Это было очень похоже на ее прежнюю программу, но с одним отличием. На пароме из Дувра Кэтрин подошла к Лоренцо и сказала:
– А почему бы каждому из нас не рассказать свою историю? Ну, знаешь, – о том, как Женщина-пантера из Анд родилась от матери-пантеры и человеческого отца, что-нибудь в этом роде. Это же французская публика, куда более искушенная, чем добропорядочные английские джентльмены. Что скажешь?
Лоренцо скептически посмотрел на нее:
– Истории, говоришь? Думаешь, публике будет интересно?
– Ну конечно. Все любят слушать истории. Знаешь что – давай я их запишу и дам тебе почитать по дороге в Париж. И тогда ты скажешь, как тебе эта идея.
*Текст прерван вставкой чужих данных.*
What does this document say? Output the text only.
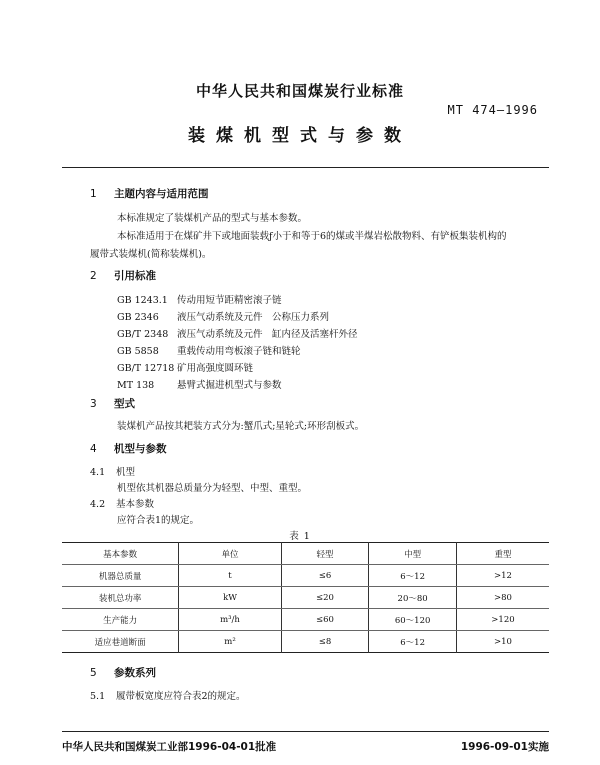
中华人民共和国煤炭行业标准
MT 474—1996
装煤机型式与参数
1 主题内容与适用范围
本标准规定了装煤机产品的型式与基本参数。
本标准适用于在煤矿井下或地面装载ƒ小于和等于6的煤或半煤岩松散物料、有铲板集装机构的
履带式装煤机(简称装煤机)。
2 引用标准
GB 1243.1 传动用短节距精密滚子链
GB 2346 液压气动系统及元件　公称压力系列
GB/T 2348 液压气动系统及元件　缸内径及活塞杆外径
GB 5858 重载传动用弯板滚子链和链轮
GB/T 12718 矿用高强度圆环链
MT 138 悬臂式掘进机型式与参数
3 型式
装煤机产品按其耙装方式分为:蟹爪式;星轮式;环形刮板式。
4 机型与参数
4.1 机型
机型依其机器总质量分为轻型、中型、重型。
4.2 基本参数
应符合表1的规定。
表 1
基本参数	单位	轻型	中型	重型
机器总质量	t	≤6	6～12	>12
装机总功率	kW	≤20	20～80	>80
生产能力	m³/h	≤60	60～120	>120
适应巷道断面	m²	≤8	6～12	>10
5 参数系列
5.1 履带板宽度应符合表2的规定。
中华人民共和国煤炭工业部1996-04-01批准	1996-09-01实施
Она поговорила с Сашей, Зорой, Кларенсом и другими артистами из цирка Лоренцо, написала свою историю для каждого, используя их идеи и свои писательские таланты. В каких-то случаях история была вымышленной от начала до конца (Кларенс: «Я был младшим сыном самого Шака Зулу. В день моего рождения жрец из моего племени предсказал, что, когда я вырасту, то отправлюсь по большой воде в далекую землю, где живут люди, белые, как призраки»), а в каких-то, как, например, у Беатриче, – почти правдивой. Представление было объявлено в афишах как Une Rencontre Avec des Monstres[82], и публика пришла в восторг. Лоренцо заработал столько, что тут же отбил телеграмму в Вену, чтобы забронировать еще одно представление, в четверг вечером. Сразу же после последнего выступления в Париже они вновь сели в поезд. Это был не экспресс, конечно, но все-таки через четыре дня они должны были прибыть в Вену – как раз к первому представлению. Кроме того, Лоренцо сказал, что у них уже есть приглашение от будапештского театра. Все шло просто прекрасно… до тех пор, пока час назад Кэтрин не обнаружила, что кто-то рылся в ее чемодане и что телеграмма Ирен Нортон, с ее адресом и предупреждением насчет Общества алхимиков, исчезла.
– Кэт, а ты записала ее адрес еще где-нибудь? – спросила Беатриче.
– Нет, мне не хотелось записывать такие вещи – вдруг кто-нибудь найдет. Я заучила наизусть: Принц-Ойген-штрассе, восемнадцать. Но не в этом дело. Я пыталась вспомнить, куда еще могла деваться телеграмма – и выходит, что никуда. Даже если бы она выпала из Библии, то была бы где-то в чемодане. Я там все-все просмотрела, Беа. Вытащила всю одежду, проверила карманы… Телеграммы нет. И знаешь что? Она пропала после того, как я оделась утром, и до того, как вернулась за записной книжкой. Если бы раньше кто-то трогал мои вещи, я бы заметила. Наверняка.